The Daily Item, Sunbury, PA

News

March 27, 2009

Speakers debate need for health-care reform

SELINSGROVE -- Universal health-care coverage: To be or not to be?

That was the question at Thursday night's program in the Degenstein Center Theater at Susquehanna University, moderated by Allan D. Sobel, director of the Arlin M. Adams Center for Law and Society.

Health care always has been a major issue in America, and under the new political regime, it has become an even bigger one with President Obama's push for change in funding and availability. Thursday night's discussion concluded the university's two-day symposium on health-care reform.

Presenting the two sides of the issue were Devon Herrick, senior fellow of the National Center for Policy Analysis, and Claudia Fegan, a board-certified internist and former president of Physicians for a National Health Program.

"I am in favor of everyone having access to health care," Herrick said. "I am opposed to the current view on how they plan to achieve universal health care."

Access to health care is problematic, the quality is inconsistent and the cost is high, Herrick said.

Last year, Americans spent $2.3 million on health care costs.
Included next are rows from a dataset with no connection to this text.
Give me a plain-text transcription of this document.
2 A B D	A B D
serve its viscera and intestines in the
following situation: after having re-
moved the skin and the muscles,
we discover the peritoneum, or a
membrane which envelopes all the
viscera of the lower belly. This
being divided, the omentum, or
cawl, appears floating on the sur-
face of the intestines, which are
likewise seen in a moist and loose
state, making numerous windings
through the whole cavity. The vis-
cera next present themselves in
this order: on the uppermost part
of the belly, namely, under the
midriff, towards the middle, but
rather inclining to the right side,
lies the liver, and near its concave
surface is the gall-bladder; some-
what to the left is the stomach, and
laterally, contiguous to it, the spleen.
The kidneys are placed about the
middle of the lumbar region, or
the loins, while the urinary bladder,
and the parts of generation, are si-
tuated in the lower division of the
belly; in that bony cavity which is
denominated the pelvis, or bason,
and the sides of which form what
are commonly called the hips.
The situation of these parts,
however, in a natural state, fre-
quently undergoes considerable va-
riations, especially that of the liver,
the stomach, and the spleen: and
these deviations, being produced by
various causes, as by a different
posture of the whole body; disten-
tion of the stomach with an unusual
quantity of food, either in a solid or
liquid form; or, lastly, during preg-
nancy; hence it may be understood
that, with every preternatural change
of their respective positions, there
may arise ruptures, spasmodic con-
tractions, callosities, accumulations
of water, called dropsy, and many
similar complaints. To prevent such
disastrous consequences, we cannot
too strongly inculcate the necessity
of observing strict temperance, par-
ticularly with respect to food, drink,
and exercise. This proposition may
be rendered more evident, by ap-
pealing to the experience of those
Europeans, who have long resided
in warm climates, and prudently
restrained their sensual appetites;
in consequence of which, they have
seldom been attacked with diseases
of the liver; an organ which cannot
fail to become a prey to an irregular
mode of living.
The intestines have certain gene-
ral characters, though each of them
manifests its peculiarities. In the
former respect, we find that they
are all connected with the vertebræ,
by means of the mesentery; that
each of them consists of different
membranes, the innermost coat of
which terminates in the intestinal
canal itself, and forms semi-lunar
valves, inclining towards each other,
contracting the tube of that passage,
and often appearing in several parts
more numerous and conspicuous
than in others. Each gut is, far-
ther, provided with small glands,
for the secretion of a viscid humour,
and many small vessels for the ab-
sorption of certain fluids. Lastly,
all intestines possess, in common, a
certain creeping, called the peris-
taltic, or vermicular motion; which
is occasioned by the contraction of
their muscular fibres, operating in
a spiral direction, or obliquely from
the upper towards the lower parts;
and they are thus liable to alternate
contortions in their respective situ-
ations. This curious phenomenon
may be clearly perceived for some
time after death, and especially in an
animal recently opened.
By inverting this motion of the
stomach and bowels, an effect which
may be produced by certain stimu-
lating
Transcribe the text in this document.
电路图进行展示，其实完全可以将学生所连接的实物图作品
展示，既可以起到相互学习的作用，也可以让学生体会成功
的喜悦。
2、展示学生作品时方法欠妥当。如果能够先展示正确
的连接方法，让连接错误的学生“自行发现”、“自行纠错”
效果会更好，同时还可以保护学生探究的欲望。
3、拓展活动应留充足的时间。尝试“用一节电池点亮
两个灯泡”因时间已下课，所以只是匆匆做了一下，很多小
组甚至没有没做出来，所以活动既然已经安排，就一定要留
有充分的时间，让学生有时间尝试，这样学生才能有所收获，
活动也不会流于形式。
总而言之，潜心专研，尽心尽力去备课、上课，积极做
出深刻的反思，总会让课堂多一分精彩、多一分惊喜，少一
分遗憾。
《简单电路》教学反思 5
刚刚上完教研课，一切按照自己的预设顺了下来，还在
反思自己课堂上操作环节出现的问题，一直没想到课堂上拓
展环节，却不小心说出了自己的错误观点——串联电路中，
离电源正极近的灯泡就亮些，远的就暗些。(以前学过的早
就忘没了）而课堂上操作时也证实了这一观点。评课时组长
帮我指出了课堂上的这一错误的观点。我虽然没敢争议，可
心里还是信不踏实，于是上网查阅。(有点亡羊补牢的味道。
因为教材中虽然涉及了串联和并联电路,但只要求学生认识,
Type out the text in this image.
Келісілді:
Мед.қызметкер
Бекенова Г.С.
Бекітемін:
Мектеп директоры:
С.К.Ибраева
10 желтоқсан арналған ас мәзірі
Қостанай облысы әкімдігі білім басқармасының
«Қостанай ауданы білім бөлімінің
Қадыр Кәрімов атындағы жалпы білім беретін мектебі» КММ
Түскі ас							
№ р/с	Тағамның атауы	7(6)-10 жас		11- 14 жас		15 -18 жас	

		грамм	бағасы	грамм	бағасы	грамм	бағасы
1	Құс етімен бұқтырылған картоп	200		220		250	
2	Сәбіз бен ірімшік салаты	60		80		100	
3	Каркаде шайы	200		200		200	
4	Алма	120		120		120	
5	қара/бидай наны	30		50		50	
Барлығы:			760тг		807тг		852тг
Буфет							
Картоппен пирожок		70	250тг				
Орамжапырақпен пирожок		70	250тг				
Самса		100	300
The reason, he said, is because of increased longevity, the overuse of third-party payment, low cost control and less out-of-pocket payments.

Obama's proposal is for mandated health insurance, but Herrick said he believes those goals will not be achieved for several reasons. Mandated insurance is difficult to enforce, he said, and will drive up the cost of coverage and encourage special-interest groups while reducing consumer choice.

Mandated acceptance by health insurance providers would encourage Americans to wait to obtain insurance until it is needed, and mandated benefits would increase the cost for each person, even though the person may not need specific coverage, Herrick argued.

But Fegan, a proponent of single-payer health care, which means every American is covered by a government-run health-care system, said a universal health-care system is for the societal good.